Sistem ekonomi kapitalistik yang meminggirkan kaum buruh membuat kaum buruh juga kesulitan dalam mengakses pinjaman dari bank yang sedikit lebih rasional dari segi bunga dan jangka pengembalian pinjaman.
Rentenir dalam prakteknya menerapkan bunga yang kemudian berbunga jika si peminjam gagal memenuhi kewajibannya mengembalikan cicilan pokoknya tepat waktu.

Penulis menemukan ada buruh yang akhirnya terlilit hutang hingga puluhan juta rupiah, padahal hutang pokoknya tidak sampai sepuluh juta rupiah. Si buruh harus menanggung beban cicilan tiap bulannya hingga dua kali lipat upahnya tiap bulan, sehingga untuk menutupi kekurangannya ia harus kembali meminjam uang pada rentenir lain, gali lobang-tutup lobang istilahnya. Tentunya hal ini sangat memusingkan si buruh dan membuat kehidupannya morat-marit.

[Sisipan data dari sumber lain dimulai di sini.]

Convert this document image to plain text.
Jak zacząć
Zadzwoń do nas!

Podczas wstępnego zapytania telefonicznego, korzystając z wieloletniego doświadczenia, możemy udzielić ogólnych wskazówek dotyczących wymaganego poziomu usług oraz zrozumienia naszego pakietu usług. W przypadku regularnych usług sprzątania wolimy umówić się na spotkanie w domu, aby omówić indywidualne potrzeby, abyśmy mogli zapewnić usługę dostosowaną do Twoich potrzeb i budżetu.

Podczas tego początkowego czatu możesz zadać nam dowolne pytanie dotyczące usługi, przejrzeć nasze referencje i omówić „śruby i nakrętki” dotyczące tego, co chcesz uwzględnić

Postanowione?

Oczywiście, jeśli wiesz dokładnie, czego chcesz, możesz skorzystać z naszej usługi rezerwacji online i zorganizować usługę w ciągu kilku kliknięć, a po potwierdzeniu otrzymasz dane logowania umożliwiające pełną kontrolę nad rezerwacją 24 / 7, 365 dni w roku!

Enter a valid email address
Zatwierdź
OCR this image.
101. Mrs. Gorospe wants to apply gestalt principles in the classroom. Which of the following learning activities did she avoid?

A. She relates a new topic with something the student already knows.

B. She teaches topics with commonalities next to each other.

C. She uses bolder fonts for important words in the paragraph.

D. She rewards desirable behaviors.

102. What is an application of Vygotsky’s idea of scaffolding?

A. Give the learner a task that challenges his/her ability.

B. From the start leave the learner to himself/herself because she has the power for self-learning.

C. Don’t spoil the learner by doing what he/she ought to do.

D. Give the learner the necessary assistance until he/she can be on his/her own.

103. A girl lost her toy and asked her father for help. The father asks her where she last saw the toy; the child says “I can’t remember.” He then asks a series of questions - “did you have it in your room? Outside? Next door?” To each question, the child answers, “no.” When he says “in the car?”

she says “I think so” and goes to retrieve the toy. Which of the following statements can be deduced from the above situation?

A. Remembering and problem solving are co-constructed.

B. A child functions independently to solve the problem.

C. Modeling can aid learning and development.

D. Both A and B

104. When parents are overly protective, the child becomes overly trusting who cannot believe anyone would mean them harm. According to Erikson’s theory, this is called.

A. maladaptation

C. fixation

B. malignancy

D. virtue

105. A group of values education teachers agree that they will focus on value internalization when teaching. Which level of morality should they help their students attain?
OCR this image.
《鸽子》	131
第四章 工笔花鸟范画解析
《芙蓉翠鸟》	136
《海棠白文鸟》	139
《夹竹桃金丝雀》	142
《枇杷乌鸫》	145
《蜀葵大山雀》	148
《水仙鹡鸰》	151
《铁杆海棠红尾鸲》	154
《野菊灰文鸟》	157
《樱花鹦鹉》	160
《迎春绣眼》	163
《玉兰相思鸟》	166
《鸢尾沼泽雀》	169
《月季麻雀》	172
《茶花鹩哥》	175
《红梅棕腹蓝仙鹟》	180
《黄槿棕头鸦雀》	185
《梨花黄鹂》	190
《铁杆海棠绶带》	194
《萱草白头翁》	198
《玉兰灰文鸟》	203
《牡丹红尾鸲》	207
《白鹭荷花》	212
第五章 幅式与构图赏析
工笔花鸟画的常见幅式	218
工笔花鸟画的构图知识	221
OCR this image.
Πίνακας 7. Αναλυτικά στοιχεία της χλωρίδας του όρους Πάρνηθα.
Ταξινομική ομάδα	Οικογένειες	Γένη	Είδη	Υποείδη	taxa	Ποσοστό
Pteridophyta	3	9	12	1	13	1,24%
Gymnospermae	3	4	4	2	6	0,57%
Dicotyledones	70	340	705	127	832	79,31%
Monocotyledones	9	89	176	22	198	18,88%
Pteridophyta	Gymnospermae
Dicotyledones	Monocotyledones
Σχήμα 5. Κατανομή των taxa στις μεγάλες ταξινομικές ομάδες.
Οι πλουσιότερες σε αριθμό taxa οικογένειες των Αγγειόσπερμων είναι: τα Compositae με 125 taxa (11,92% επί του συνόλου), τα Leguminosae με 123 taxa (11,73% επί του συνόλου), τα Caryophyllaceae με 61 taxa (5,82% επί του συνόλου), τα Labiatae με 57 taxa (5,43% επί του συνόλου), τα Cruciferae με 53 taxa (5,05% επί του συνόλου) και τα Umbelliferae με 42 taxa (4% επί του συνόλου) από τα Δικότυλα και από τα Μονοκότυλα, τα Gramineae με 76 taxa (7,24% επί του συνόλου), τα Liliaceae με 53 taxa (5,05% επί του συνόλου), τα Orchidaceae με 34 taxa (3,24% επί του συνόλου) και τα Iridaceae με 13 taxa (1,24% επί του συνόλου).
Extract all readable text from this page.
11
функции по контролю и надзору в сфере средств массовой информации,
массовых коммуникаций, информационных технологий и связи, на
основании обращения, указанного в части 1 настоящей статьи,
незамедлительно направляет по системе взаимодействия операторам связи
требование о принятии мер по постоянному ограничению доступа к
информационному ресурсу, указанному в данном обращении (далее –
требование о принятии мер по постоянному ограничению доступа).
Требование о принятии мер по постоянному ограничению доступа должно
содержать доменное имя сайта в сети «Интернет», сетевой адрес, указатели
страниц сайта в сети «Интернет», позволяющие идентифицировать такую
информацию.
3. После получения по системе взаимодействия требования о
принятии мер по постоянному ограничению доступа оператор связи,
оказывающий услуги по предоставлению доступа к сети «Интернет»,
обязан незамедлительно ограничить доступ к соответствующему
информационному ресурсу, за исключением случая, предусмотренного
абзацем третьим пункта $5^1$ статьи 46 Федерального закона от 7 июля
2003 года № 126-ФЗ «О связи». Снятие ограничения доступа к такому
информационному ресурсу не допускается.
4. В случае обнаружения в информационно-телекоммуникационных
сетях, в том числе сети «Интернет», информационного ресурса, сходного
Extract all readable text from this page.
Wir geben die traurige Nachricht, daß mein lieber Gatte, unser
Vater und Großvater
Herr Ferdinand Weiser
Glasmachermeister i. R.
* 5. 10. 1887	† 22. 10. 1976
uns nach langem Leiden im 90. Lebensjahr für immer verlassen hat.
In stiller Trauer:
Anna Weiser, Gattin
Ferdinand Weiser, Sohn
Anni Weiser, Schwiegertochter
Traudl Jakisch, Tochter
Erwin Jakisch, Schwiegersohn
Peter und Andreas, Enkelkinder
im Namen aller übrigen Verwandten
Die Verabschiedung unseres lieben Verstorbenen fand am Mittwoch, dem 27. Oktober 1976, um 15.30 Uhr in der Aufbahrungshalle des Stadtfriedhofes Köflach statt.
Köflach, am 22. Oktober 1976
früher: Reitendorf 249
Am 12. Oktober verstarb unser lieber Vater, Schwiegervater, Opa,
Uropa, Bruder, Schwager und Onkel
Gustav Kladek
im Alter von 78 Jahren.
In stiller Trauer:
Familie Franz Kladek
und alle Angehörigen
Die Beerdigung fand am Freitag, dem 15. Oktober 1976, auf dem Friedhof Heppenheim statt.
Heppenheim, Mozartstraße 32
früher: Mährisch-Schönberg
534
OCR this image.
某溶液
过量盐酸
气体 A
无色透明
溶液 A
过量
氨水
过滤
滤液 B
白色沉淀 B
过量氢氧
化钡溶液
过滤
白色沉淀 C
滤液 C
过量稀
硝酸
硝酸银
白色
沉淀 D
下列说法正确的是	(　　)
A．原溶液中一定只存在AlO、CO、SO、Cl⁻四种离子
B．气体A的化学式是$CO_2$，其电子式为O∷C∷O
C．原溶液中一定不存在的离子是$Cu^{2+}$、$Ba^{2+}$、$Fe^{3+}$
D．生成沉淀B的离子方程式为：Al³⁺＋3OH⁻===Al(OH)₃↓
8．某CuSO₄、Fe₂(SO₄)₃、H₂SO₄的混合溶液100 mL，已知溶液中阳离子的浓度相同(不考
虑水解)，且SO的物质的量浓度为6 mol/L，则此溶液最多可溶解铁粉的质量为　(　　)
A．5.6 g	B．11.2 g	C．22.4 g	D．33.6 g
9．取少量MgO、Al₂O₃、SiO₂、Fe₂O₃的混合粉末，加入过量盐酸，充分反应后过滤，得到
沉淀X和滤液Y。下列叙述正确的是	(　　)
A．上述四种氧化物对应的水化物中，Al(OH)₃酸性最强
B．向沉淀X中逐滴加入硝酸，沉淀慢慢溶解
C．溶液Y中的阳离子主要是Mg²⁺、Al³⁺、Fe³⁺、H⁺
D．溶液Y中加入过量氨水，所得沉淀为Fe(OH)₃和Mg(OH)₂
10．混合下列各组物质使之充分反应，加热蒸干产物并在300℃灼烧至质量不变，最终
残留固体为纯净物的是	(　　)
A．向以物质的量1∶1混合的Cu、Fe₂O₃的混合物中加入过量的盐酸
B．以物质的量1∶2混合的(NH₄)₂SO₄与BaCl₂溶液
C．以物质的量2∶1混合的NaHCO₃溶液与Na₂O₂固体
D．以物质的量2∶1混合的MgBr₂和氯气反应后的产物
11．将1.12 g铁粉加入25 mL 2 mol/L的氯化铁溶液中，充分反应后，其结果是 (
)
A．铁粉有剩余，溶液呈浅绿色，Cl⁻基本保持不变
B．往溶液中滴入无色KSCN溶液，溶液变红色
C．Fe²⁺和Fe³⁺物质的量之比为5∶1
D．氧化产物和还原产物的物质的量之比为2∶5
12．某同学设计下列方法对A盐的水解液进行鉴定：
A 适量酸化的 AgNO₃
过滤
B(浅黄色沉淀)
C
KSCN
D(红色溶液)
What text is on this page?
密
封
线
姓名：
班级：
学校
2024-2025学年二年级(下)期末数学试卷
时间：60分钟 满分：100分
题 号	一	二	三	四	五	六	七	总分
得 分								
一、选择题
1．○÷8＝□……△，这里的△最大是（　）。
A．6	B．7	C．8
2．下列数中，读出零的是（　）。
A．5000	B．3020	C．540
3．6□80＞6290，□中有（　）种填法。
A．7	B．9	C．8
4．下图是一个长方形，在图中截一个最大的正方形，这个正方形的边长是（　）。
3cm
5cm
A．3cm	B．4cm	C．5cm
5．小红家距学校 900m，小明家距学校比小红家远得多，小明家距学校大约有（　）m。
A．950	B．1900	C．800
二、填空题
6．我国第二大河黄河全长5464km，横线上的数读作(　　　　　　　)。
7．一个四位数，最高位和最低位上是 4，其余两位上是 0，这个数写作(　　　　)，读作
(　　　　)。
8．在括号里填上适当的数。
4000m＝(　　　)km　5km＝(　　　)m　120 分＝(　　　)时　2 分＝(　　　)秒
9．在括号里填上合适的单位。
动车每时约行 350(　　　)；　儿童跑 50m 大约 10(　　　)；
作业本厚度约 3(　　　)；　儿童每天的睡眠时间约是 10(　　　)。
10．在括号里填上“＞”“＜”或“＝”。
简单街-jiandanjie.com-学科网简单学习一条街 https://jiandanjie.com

Salah satu contoh kasus yang ditemui oleh penulis adalah sebagai berikut:

Sebutlah si Mawar seorang buruh garmen di Bekasi meminjam uang kepada rentenir sebesar Rp 5 juta, dikenai bunga 1% perhari dengan tempo pinjaman 20 hari. Artinya dalam kurun waktu 20 hari Mawar harus sudah melunasi:

Pokok hutang + (pokok hutang x 1%) x 20 hari = Rp 6 juta

Sayangnya, Mawar gagal memenuhi janji untuk membayar Rp 6 juta pada waktu yang telah ditentukan, sehingga dia dikenai denda tungggakan yang besarannya Rp 200 ribu/bulan. Denda ini kemudian ditambahkan ke hutang yang harus dibayar dan secara otomatis ikut dikenai bunga, inilah yang disebut bunga yang berbunga. Inilah jerat yang mencekik leher si buruh.

Di pabrik-pabrik, terutama pabrik garmen amat mudah ditemui korban-korban lintah darat. Informasi tentang lintah darat menyebar lewat brosur-brosur dan dari mulut ke mulut. Bahkan ada buruh yang menjadi lintah darat bagi sesama buruh (biasanya atasan).Yang lebih celaka lagi ada pengurus serikat buruh yang menjadi lintah darat sebagaimana hasil investigasi penulis.


Rentenir atau lintah darat adalah salah satu setan kapitalisme, penghisap darah kaum buruh. Adalah suatu kekejian yang teramat menjijikkan jika ada buruh apalagi pengurus serikat buruh yang menjadi lintah darat bagi sesamanya.


Dari sudut pandang perlawanan kaum buruh, jerat hutang adalah salah satu cara kaum pemodal dan penguasa untuk melemahkan elan perlawanan kaum buruh.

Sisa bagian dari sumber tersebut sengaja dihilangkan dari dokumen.